Attraction, Bologna
The story of Lucio Dalla is entwined in the history of Bologna. The famous song-writer was born in Bologna on March the 4th, 1943. When he was very young, after the death of his father, he moved with his mother to Treviso, where he went to school before coming back to Bologna already a teenager.
His mother, Jole Melotti, was one of his bigger fans and she never hindered his wish to pursuit a career in the show business. Dalla fondly and ironically remembers a childhood episode, when his mother had him take an aptitude test which would help him discover his future natural inclinations: “I was 10 years old when my mom, a peculiar woman, a stylist who didn’t know how to sew a button, took me to an Institute in Bologna for an aptitude test. The results claimed I was feeble-minded”.
Quickly leaving behind his school studies he dedicated himself to music. He soon became, at a very young age, a master of the accordion, but the turning point for him came when he was given a clarinet as a gift. He learned how to play it on his own, proving to be extremely talented, gifted to the point of playing and improvising with the great American jazz player Chet Baker who then lived in Bologna. Dalla was then barely over 16 years old.
From then on, Lucio will play with many local groups in different events until being noticed by Gino Paoli, who sees in him and his particular way of singing and composing the birth of the first Italian soul musician.

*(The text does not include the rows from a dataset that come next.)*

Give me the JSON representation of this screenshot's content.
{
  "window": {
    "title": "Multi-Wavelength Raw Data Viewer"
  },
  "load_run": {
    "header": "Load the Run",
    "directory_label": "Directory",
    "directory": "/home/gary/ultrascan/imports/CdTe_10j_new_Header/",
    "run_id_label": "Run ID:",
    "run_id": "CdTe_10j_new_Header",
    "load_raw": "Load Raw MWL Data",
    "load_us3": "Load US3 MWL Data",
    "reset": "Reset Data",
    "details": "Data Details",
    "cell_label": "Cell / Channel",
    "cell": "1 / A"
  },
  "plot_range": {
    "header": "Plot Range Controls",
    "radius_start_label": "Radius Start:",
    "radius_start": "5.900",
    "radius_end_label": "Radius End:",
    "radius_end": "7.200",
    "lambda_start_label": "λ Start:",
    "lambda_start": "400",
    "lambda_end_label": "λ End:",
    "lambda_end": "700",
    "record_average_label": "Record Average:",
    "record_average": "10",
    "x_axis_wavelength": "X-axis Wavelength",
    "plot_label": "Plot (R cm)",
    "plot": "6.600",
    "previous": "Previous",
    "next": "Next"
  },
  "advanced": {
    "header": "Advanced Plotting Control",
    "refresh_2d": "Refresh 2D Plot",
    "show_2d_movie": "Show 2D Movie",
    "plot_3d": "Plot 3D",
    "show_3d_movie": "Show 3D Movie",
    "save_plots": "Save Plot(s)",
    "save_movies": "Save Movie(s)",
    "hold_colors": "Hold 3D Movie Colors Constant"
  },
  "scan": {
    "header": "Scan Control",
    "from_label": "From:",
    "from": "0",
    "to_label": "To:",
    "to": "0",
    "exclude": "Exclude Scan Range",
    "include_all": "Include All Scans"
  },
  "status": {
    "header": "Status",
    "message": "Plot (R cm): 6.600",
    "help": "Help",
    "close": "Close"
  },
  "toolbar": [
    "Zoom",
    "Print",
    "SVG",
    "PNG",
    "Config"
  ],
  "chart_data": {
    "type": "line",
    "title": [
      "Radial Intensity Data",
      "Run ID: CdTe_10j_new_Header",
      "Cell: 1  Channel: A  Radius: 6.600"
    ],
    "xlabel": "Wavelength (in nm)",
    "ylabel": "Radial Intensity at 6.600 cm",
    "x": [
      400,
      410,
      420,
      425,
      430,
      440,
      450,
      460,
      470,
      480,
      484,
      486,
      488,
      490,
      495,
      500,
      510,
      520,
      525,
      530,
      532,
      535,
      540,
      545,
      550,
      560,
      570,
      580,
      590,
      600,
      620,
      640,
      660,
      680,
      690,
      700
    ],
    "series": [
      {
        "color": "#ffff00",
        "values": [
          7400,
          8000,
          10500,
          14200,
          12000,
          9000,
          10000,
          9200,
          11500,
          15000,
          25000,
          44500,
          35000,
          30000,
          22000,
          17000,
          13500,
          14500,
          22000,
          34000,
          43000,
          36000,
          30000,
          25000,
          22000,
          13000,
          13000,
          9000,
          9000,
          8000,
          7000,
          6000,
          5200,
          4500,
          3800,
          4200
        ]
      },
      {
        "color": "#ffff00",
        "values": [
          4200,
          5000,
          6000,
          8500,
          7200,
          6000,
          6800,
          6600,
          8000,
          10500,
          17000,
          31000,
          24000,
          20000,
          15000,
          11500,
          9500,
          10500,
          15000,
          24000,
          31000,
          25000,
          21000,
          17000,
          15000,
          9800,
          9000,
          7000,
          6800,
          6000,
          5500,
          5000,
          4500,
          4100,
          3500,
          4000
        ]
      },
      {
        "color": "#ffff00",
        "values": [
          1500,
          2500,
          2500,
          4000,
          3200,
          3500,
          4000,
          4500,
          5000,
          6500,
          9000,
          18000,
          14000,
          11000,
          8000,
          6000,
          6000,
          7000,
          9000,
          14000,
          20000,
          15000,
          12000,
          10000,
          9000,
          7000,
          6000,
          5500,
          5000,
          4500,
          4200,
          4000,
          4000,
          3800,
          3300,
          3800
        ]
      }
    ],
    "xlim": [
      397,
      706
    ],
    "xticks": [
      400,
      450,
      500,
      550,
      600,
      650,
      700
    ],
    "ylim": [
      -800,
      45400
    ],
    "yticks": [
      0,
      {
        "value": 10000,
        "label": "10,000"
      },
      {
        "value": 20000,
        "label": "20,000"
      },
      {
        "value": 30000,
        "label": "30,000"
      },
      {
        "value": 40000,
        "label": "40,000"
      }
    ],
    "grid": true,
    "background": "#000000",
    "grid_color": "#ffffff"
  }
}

His solo career starts in 1964, and just a few years later he ends up in the Festival di Sanremo. There, he meets up again with musicians he’d played with in his earlier years, among which Luigi Tenco, who will commit suicide during the festival in 1967, in a room near Lucio’s.
From that Festival, his whole career will be a sequence of successes and great collaborations. Some of his songs, like “4 marzo 1943”, are even translated in other languages and sang by artists like Dalida. At the end of the 70s he will work with Francesco De Gregori, in a tour which will remain in history under the name of “Banana Republic”, the same name of its album. Their friendship will last until Lucio’s death.
In 1981 the musicians who usually accompanied him decide to start a solo career, setting forth the birth of the “Stadio”, a group that is still active nowadays.
Dalla dies unexpectedly on 1st March 2012 in Switzerland by a heart attack after one of his concerts. His companion immediately calls the emergency services but nothing can be done. Bologna and the Isles of Tremiti, where Dalla lived, mourned his death.
Lucio Dalla rests inside the Monumental Cemetery of La Certosa, in Bologna, next to other great poets and artists. Following his death, a foundation born to promote his artistic heritage was created. Dalla’s house is in front of the small alley which connects strada D’Azeglio with Corte dei Galluzzi and can be visited on certain dates thanks to the CNA of Bologna.